- Genre: Supernatural; Thriller;
- Developed by: Karla Crome
- Written by: Karla Crome
- Directed by: Storm Saulter
- Starring: Gugu Mbatha-Raw; Jonny Lee Miller; Sheldon Shepherd; Bel Powley;
- Country of origin: United Kingdom
- Original language: English
- No. of series: 1
- No. of episodes: 5

Production
- Executive producers: Ruth Kenley-Letts; Jenny van der Lande; Neil Blair; Karla Crome; Storm Saulter; Sam Hoyle; Serena Thompson; Gugu Mbatha-Raw; Jonny Lee Miller;
- Producer: Kate Ogborn
- Running time: 44–51 minutes
- Production companies: Snowed-In Productions; Sky Studios;

Original release
- Network: Sky Atlantic
- Release: 6 August – 20 August 2026

= Possession (British TV series) =

British television series

Possession is a British supernatural thriller television limited series written by Karla Crome and directed by Storm Saulter. It stars Gugu Mbatha-Raw, Jonny Lee Miller, Sheldon Shepherd, and Bel Powley. The series premiered on 6 August 2026 on Sky Atlantic.

==Premise==
A lawyer investigates an inheritance claim in Jamaica.

==Cast and characters==
===Main===
- Gugu Mbatha-Raw as Claudia
- Jonny Lee Miller as Oliver Connaught
- Sheldon Shepherd as Cudjoe East
- Bel Powley as Charlotte

===Supporting===
- Sean Gilder as Tom McKenzie
- Richard Dillane as Eugene Desfrienes
- Diveen Henry as Flora
- Jack Bandeira as Kenneth Connaught
- Shantol Jackson as Sarah
- Safina Simpson as Betina
- Jeff Crossley as Angelo
- Nadean Rawlins as Mercy
- Oluniké Adeliyi as Patsy Dawkins

==Production==
Possession received a series order in December 2024 under the original title Inheritance. It is based on an idea by Jefferson Bannis, with Karla Crome as writer and Storm Saulter as director. It is produced by Snowed-In Productions, in association with Sky Studios. Crome and Saulter also executive produce alongside Ruth Kenley-Letts, Jenny van der Lande, Neil Blair, Sam Hoyle, Serena Thompson, Gugu Mbatha-Raw, and Jonny Lee Miller.
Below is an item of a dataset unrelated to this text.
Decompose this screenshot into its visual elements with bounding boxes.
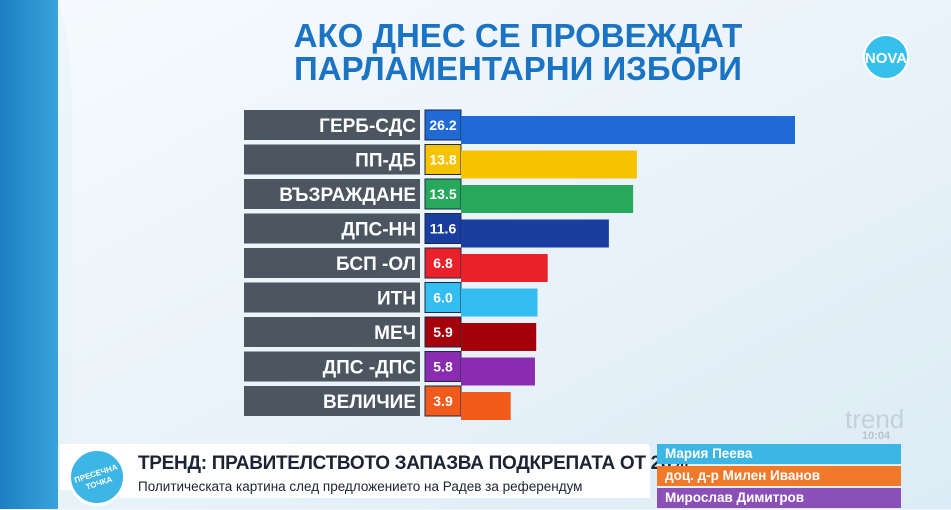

Mbatha-Raw and Miller were announced to lead the cast along with Bel Powley and Sheldon Shepherd in main roles while Nadean Rawlins, Sean Gilder, Olunike Adeliyi, Richard Dillane, Diveen Henry, Jack Bandeira, and Shantol Jackson joined the cast in supporting roles. In March 2026, the title of the series was changed to Possession while Jeff Crossley and Safina Simpson were confirmed to have joined the cast.
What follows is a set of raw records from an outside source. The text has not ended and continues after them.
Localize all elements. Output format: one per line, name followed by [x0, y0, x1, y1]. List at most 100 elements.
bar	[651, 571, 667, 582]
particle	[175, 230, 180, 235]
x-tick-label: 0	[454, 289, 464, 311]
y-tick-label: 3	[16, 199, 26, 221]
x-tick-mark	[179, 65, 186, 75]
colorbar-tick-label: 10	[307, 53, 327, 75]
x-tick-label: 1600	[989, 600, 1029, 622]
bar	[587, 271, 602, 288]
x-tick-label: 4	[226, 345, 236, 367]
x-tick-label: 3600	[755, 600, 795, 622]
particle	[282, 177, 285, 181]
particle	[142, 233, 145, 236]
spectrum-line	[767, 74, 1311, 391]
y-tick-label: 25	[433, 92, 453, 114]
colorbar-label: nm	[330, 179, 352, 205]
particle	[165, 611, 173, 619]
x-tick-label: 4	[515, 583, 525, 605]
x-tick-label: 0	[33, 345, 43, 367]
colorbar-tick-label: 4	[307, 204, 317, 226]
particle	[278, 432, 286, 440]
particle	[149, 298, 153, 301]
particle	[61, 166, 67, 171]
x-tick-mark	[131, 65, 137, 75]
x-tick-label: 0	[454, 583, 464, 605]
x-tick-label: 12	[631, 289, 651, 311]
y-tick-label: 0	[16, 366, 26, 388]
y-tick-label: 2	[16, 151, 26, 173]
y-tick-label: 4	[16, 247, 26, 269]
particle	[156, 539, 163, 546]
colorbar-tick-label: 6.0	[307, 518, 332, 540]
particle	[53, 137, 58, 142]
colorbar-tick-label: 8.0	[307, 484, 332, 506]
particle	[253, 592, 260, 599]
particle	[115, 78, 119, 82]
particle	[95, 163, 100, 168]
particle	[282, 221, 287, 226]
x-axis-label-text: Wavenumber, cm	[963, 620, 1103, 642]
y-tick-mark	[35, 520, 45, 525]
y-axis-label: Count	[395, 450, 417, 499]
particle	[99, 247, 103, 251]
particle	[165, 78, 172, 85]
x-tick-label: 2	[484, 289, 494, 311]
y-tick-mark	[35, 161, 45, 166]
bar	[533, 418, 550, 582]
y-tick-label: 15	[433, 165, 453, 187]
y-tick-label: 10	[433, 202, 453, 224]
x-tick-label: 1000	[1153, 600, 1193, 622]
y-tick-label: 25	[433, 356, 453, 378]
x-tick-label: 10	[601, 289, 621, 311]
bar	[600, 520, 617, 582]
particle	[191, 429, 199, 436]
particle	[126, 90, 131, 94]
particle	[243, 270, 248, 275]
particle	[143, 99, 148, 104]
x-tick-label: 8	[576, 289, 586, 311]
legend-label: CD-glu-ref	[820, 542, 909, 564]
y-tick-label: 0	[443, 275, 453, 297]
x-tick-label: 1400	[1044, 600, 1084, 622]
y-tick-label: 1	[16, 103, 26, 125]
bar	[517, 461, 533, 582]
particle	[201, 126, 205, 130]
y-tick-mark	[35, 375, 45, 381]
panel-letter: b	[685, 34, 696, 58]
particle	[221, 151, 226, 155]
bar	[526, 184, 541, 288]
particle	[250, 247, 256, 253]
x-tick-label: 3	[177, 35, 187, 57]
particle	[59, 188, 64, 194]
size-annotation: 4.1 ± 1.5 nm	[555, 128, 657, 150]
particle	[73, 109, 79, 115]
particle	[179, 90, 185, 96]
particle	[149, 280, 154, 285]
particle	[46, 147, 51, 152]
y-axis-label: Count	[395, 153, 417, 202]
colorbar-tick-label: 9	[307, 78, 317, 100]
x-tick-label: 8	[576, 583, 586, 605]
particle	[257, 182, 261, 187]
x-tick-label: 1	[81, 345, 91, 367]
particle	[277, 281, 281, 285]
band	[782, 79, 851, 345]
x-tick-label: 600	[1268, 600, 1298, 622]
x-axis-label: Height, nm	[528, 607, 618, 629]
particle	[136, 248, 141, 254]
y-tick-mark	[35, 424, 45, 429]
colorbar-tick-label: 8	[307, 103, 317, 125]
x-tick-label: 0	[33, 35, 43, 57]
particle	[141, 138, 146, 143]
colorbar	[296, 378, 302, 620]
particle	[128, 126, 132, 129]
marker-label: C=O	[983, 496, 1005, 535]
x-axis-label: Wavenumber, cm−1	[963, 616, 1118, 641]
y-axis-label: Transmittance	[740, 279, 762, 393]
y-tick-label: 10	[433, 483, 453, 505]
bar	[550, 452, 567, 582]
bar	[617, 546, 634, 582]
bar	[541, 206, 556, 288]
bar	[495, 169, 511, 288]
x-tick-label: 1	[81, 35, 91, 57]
The series is set in the city of Bristol in the United Kingdom and Jamaica. Filming began in December 2024 with filming locations including Bristol in the United Kingdom and Jamaica.

==Episodes==

| No. | Title | Directed by | Written by | Original release date |
|---|---|---|---|---|
| 1 | "Episode 1" | Storm Saulter | Karla Crome | 6 August 2026 |
| 2 | "Episode 2" | Storm Saulter | Karla Crome | 6 August 2026 |
| 3 | "Episode 3" | Storm Saulter | Karla Crome | 13 August 2026 |
| 4 | "Episode 4" | Storm Saulter | Karla Crome | 13 August 2026 |
| 5 | "Episode 5" | Storm Saulter | Karla Crome | 20 August 2026 |

==Broadcast==
The series premiered on Sky Atlantic on 6 August 2026. On the same day, all episodes were released by Sky and NOW.